1. Mechanistic role of extracellular ATP on activation of P2X2 receptor ion channels in the hearing organ.
2. Physiological relevance of stria vascularis Calcium transporters and ion channels contributing to the development of hearing loss (age-related and permanent noise-induced).
3. Signalling mechanism of cyclic molecules in sensory hair cells underlying low-frequency hearing.
How radixin modulates outer hair cell stereocilia function and is a part of the amplification in the hearing organ?
In this project as a postdoc I investigated ‘the role of radixin protein in the potential modulation of outer hair cell stereocilia function.’
Significance: A new mechanistic role of radixin protein contributing to the control of hearing sensitivity is described here. We show that hearing loss in people with radixin gene mutations is caused by alterations in the sensory hair cell mechanics. Radixin blockade increases sound-evoked stereocilia and electrically evoked hair cell motion which is consistent with the reduced stiffness of stereocilia. It severely affects the electrical responses and hearing sensitivity in vivo suggesting radixin is important for regulating mechanically sensitive channels function and is a part of the cochlear amplification. These physiological responses strongly contribute in the maintenance of hearing sensitivity explaining the hearing loss that develops in the early postnatal period in RDX mutations patient.
1. Investigating the Role of Radixin in Modulation of Stereocilia Length and Stiffness., AIP Conference Proceedings, 2018.
2. Radixin modulates the function of outer hair cell stereocilia., Nature Communications Biology, 2020. (Under revision)
In addition to my postdoc project I worked in parallel for five months on another collaborative project titled ‘Control of hearing sensitivity by tectorial membrane Calcium’.
Significance: A new mechanism that contributes to control of hearing sensitivity is described here. We show that an accessory structure in the hearing organ, the tectorial membrane, strongly affects the function of inner ear sensory cells by storing calcium ions. When the calcium store is depleted, by brief exposure to rock-concert-level sounds or by the introduction of calcium chelators, the sound-evoked responses of the sensory cells decrease. Upon restoration of calcium storage, sensory cell function returns. This previously unknown mechanism contributes to explaining the temporary numbness in the ear that follows from listening to sounds that are too loud – a phenomenon that most people experience at some point in their lives.
Paper: Control of hearing sensitivity by tectorial membrane calcium., PNAS, 2019.
I obtained my Doctoral degree (July 2014) in the major subject area of Cellular Neurophysiology in July 2014 at Medizinische Hochschule Hannover (MHH) and Master’s degree in Molecular Biophysics in August 2010 at Jacobs University Bremen (JUB) in Germany.
The title of my doctoral thesis project was ‘5-HT7 and 5-HT1A receptor oligomerization regulates cAMP-based signaling’.
1. Serotonin receptor oligomerization regulates cAMP-based signaling., Journal of Cell Science, 2019.

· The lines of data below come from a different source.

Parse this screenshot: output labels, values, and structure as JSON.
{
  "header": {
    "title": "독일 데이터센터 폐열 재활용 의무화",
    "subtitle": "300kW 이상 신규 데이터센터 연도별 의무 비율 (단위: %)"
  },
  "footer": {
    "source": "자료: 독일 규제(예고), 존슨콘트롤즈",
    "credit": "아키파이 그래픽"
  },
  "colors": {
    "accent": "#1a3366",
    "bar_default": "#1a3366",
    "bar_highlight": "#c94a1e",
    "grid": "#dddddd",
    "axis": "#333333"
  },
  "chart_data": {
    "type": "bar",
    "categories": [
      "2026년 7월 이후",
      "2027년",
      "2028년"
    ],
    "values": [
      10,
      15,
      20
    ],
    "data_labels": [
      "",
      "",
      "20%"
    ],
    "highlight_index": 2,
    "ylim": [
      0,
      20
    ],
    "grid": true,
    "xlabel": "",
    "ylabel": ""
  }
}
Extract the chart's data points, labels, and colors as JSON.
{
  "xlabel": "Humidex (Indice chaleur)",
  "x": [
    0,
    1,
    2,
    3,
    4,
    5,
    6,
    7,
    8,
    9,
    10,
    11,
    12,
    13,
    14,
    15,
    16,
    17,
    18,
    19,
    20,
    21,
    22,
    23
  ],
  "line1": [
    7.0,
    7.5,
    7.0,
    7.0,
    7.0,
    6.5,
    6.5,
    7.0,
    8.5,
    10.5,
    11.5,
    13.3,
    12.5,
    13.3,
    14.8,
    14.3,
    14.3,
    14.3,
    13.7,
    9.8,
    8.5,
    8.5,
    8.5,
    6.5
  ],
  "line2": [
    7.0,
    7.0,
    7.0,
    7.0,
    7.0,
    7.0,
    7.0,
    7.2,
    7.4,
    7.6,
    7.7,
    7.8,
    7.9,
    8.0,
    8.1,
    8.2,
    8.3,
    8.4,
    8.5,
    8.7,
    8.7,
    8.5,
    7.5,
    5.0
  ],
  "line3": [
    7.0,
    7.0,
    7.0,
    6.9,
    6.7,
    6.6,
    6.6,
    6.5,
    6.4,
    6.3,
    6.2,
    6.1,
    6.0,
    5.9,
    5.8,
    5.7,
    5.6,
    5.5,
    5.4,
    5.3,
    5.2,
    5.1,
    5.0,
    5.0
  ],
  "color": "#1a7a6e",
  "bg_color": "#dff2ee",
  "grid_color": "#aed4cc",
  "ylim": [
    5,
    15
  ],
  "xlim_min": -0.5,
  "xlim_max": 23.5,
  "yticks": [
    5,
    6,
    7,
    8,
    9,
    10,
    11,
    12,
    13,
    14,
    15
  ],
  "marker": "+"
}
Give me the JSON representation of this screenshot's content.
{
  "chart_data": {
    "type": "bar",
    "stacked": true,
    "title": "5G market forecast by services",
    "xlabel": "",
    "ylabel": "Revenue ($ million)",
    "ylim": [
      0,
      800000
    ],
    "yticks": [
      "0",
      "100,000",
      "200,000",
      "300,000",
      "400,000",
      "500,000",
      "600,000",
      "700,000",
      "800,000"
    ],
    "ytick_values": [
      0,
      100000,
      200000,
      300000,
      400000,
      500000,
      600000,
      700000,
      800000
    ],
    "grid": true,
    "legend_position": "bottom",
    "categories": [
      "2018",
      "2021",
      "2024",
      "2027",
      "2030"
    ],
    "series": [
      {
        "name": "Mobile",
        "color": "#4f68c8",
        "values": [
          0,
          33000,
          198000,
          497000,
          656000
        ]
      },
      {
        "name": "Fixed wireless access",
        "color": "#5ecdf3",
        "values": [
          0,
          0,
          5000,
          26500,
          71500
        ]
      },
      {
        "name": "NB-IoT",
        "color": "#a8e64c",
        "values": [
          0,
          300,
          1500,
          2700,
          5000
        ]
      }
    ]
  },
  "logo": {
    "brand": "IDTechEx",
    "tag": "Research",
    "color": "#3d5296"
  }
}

2. Biophysical application of quantitative spectral-based linear unmixing and ratiometric FRET., Journal of Microscopy, 2020.
3. Analysis of receptor-receptor interaction by combined application of FRET and microscopy., Methods in Cell Biology, 2013.
In addition to my doctoral thesis project I worked in parallel for nine months on another collaborative project titled ‘Attenuated palmitoylation of serotonin receptor 5-HT1A in brain affects receptor functions and triggers depressive symptoms’.
Paper: Attenuated palmitoylation of serotonin receptor 5-HT1A affects receptor function and contributes to depression-like behaviors., Nature Communications, 2019.